I would like to restate the question.
I'm reading Revuz/Yor's definition of Markov process (P81), they started from transition function, and define the $P_t f(x)$ as usual (let's only consider the time homogenous case here).
A process $X_t$ is called Markov w.r.t $\mathcal F_t$ if
$E(f(X_{t+s})|\mathcal F_t) = P_sf(X_t)\tag{1}$
My previous impression had been that, once a transition function is defined, the induced process $X_t$ should be naturally Markov (w.r.t the natural filtration $\mathcal F^X_t$, of course). It is not clear to me, what is the intuition of using the more general filtration $\mathcal F_t$ in the definition.
More specifically, consider
$\mathcal F_t = \mathcal F_t^X \vee \mathcal F_t^Y $
where $Y_t$ is another process. If $X_t$ is Markov under $\mathcal F^X_t$, what kind $Y_t$ will make equation(1) hold?
Since equation (1) implies that
$E(f(X_{t+s})|\mathcal F_t) = E(f(X_{t+s})|\mathcal F_t^X)$
which means, knowing the additional information about $Y$ (up to time $t$) will not change how $X$ evolves after $t$. This seems to suggest that $X$ is somehow independent of $Y$, or $Y$ does not provide additional information on how $X$ will evolve. Is there more accurate (and hopefully non-trivial) characterization of such $Y$?
[Below is the old post, will delete later]
Suppose $X_t$ is a Markov process with respect to its natural filtration. Let $Y_t$ be another process. Let $\mathcal F_t=\mathcal F_t^{X,Y}$ be the filtration generated by $X_t,Y_t$ jointly.
Question: under what condition, is $X_t$ Markovian with respect to $\mathcal F_t$?
Intuitively, as long as $\mathcal F_t^Y$ does not have any "future" information about $X_t$, it should be OK. So I guess something like
$E(f(X_{t+s})|\mathcal{F}_t^Y)\in \mathcal F_t^X$
for any positive or bounded measurable $f$.
Thanks
[EDIT] Some interesting special cases: (1) $X$ and $Y$ are independent. (2) $X$ and $Y$ are jointly Markovian.

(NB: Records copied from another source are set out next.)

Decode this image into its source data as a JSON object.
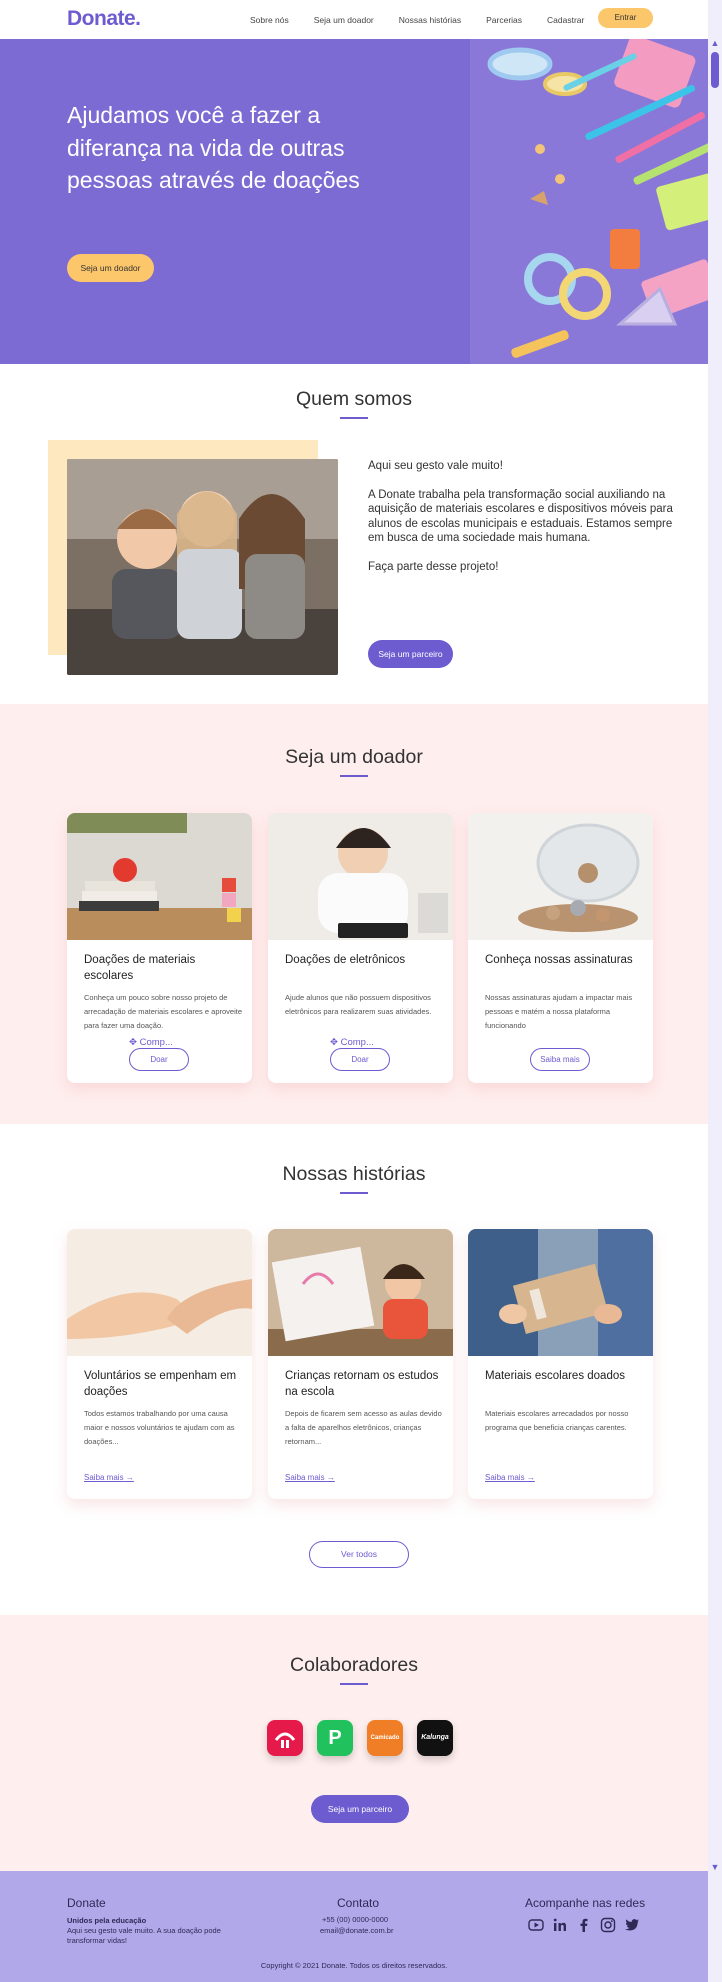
{
  "header": {
    "logo": "Donate.",
    "nav": [
      "Sobre nós",
      "Seja um doador",
      "Nossas histórias",
      "Parcerias",
      "Cadastrar"
    ],
    "login_label": "Entrar"
  },
  "hero": {
    "title": "Ajudamos você a fazer a diferança na vida de outras pessoas através de doações",
    "cta": "Seja um doador"
  },
  "about": {
    "title": "Quem somos",
    "p1": "Aqui seu gesto vale muito!",
    "p2": "A Donate trabalha pela transformação social auxiliando na aquisição de materiais escolares e dispositivos móveis para alunos de escolas municipais e estaduais. Estamos sempre em busca de uma sociedade mais humana.",
    "p3": "Faça parte desse projeto!",
    "cta": "Seja um parceiro"
  },
  "donor": {
    "title": "Seja um doador",
    "comp_tag": "Comp...",
    "cards": [
      {
        "title": "Doações de materiais escolares",
        "desc": "Conheça um pouco sobre nosso projeto de arrecadação de materiais escolares e aproveite para fazer uma doação.",
        "button": "Doar"
      },
      {
        "title": "Doações de eletrônicos",
        "desc": "Ajude alunos que não possuem dispositivos eletrônicos para realizarem suas atividades.",
        "button": "Doar"
      },
      {
        "title": "Conheça nossas assinaturas",
        "desc": "Nossas assinaturas ajudam a impactar mais pessoas e matém a nossa plataforma funcionando",
        "button": "Saiba mais"
      }
    ]
  },
  "stories": {
    "title": "Nossas histórias",
    "link_label": "Saiba mais",
    "see_all": "Ver todos",
    "cards": [
      {
        "title": "Voluntários se empenham em doações",
        "desc": "Todos estamos trabalhando por uma causa maior e nossos voluntários te ajudam com as doações..."
      },
      {
        "title": "Crianças retornam os estudos na escola",
        "desc": "Depois de ficarem sem acesso as aulas devido a falta de aparelhos eletrônicos, crianças retornam..."
      },
      {
        "title": "Materiais escolares doados",
        "desc": "Materiais escolares arrecadados por nosso programa que beneficia crianças carentes."
      }
    ]
  },
  "partners": {
    "title": "Colaboradores",
    "logos": [
      {
        "name": "bradesco-logo",
        "color": "#e6194b"
      },
      {
        "name": "picpay-logo",
        "color": "#21c25e",
        "text": "P"
      },
      {
        "name": "camicado-logo",
        "color": "#f07e26",
        "text": "Camicado"
      },
      {
        "name": "kalunga-logo",
        "color": "#111111",
        "text": "Kalunga"
      }
    ],
    "cta": "Seja um parceiro"
  },
  "footer": {
    "brand": "Donate",
    "tagline": "Unidos pela educação",
    "tagline_text": "Aqui seu gesto vale muito. A sua doação pode transformar vidas!",
    "contact_title": "Contato",
    "phone": "+55 (00) 0000-0000",
    "email": "email@donate.com.br",
    "social_title": "Acompanhe nas redes",
    "copyright": "Copyright © 2021 Donate. Todos os direitos reservados."
  },
  "colors": {
    "primary": "#6d5bd0",
    "accent": "#fcc76b",
    "pink": "#ffeeee",
    "footer": "#b1a8ea"
  }
}
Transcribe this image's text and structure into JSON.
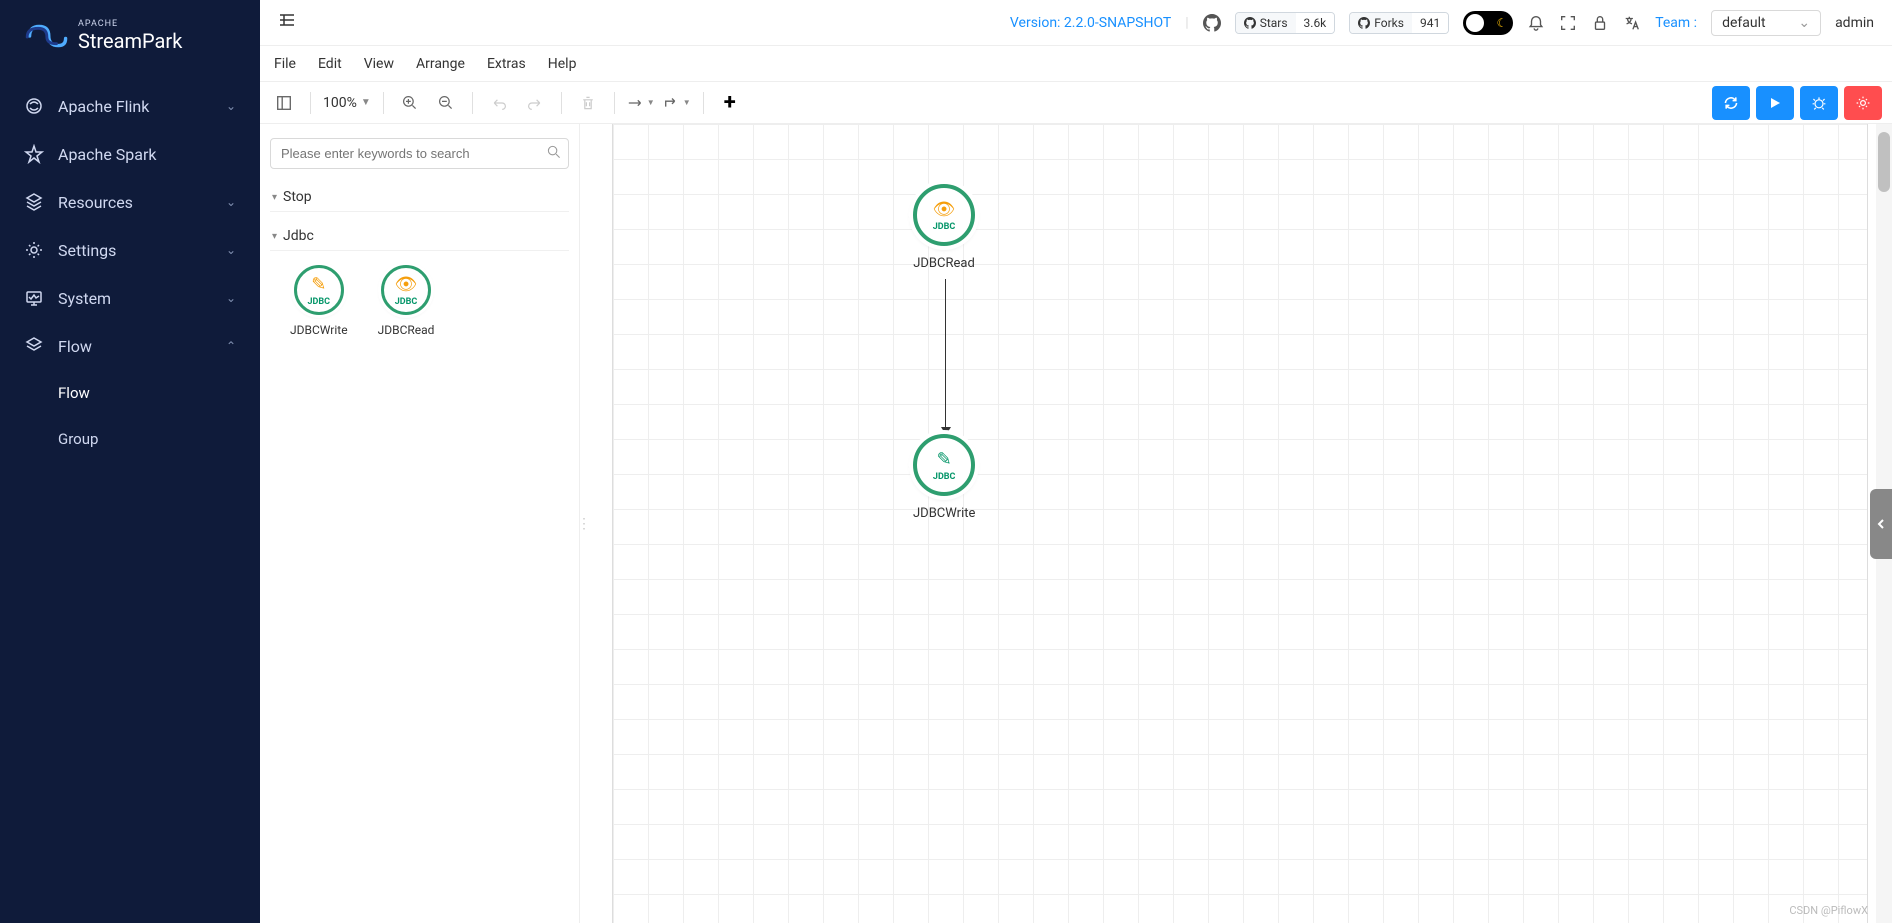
{
  "brand": {
    "apache": "APACHE",
    "name": "StreamPark"
  },
  "sidebar": {
    "items": [
      {
        "label": "Apache Flink"
      },
      {
        "label": "Apache Spark"
      },
      {
        "label": "Resources"
      },
      {
        "label": "Settings"
      },
      {
        "label": "System"
      },
      {
        "label": "Flow"
      }
    ],
    "flow_sub": [
      {
        "label": "Flow"
      },
      {
        "label": "Group"
      }
    ]
  },
  "header": {
    "version": "Version: 2.2.0-SNAPSHOT",
    "stars_label": "Stars",
    "stars_count": "3.6k",
    "forks_label": "Forks",
    "forks_count": "941",
    "team_label": "Team :",
    "team_value": "default",
    "user": "admin"
  },
  "editor_menu": [
    "File",
    "Edit",
    "View",
    "Arrange",
    "Extras",
    "Help"
  ],
  "toolbar": {
    "zoom": "100%"
  },
  "palette": {
    "search_placeholder": "Please enter keywords to search",
    "cat_stop": "Stop",
    "cat_jdbc": "Jdbc",
    "nodes": [
      {
        "label": "JDBCWrite",
        "icon_text": "JDBC"
      },
      {
        "label": "JDBCRead",
        "icon_text": "JDBC"
      }
    ]
  },
  "canvas": {
    "node_read": {
      "label": "JDBCRead",
      "icon_text": "JDBC"
    },
    "node_write": {
      "label": "JDBCWrite",
      "icon_text": "JDBC"
    }
  },
  "watermark": "CSDN @PiflowX"
}
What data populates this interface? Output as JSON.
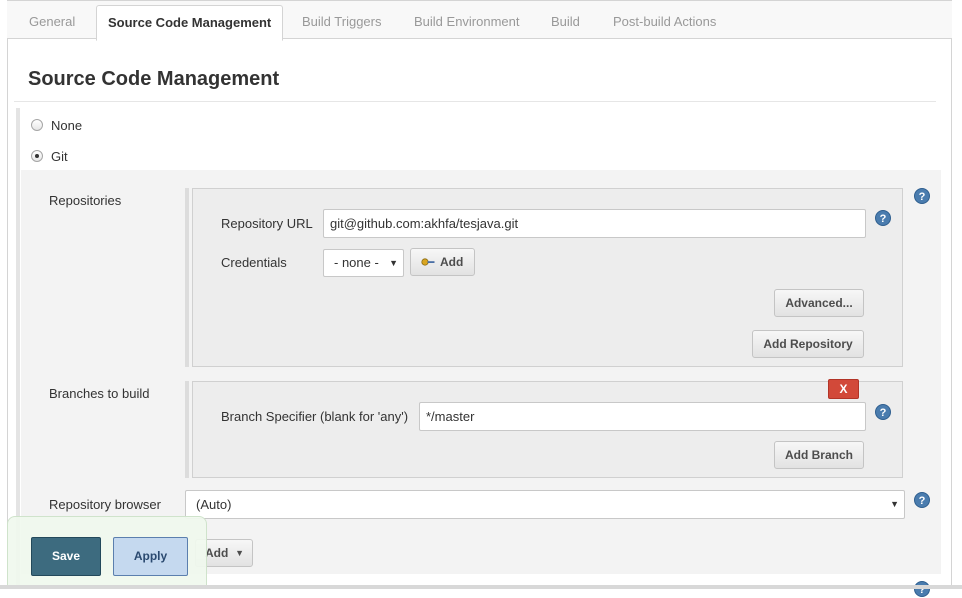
{
  "tabs": [
    {
      "label": "General",
      "active": false
    },
    {
      "label": "Source Code Management",
      "active": true
    },
    {
      "label": "Build Triggers",
      "active": false
    },
    {
      "label": "Build Environment",
      "active": false
    },
    {
      "label": "Build",
      "active": false
    },
    {
      "label": "Post-build Actions",
      "active": false
    }
  ],
  "section": {
    "title": "Source Code Management"
  },
  "scm_options": [
    {
      "label": "None",
      "checked": false
    },
    {
      "label": "Git",
      "checked": true
    }
  ],
  "git": {
    "repositories_label": "Repositories",
    "repository_url_label": "Repository URL",
    "repository_url_value": "git@github.com:akhfa/tesjava.git",
    "credentials_label": "Credentials",
    "credentials_selected": "- none -",
    "credentials_add_label": "Add",
    "advanced_label": "Advanced...",
    "add_repository_label": "Add Repository",
    "branches_label": "Branches to build",
    "delete_label": "X",
    "branch_specifier_label": "Branch Specifier (blank for 'any')",
    "branch_specifier_value": "*/master",
    "add_branch_label": "Add Branch",
    "repo_browser_label": "Repository browser",
    "repo_browser_selected": "(Auto)",
    "additional_add_label": "Add",
    "help_glyph": "?"
  },
  "footer": {
    "save_label": "Save",
    "apply_label": "Apply"
  },
  "colors": {
    "save": "#3d6b7f",
    "apply": "#c5d9ef",
    "delete": "#d24939",
    "help": "#4a7cae"
  }
}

I'm not quite sure about (2). To be more specific, if $X$ is Markovian with respect to the natural filtration, and $(X,Y)$ is also Markovian with respect to the natural filtration, prove:
$X_t$ is Markovian with respect to $\mathcal F_t^{X,Y}$
[EDIT] Sorry, keep changing my mind. I guess the above is not true, but need a counter example.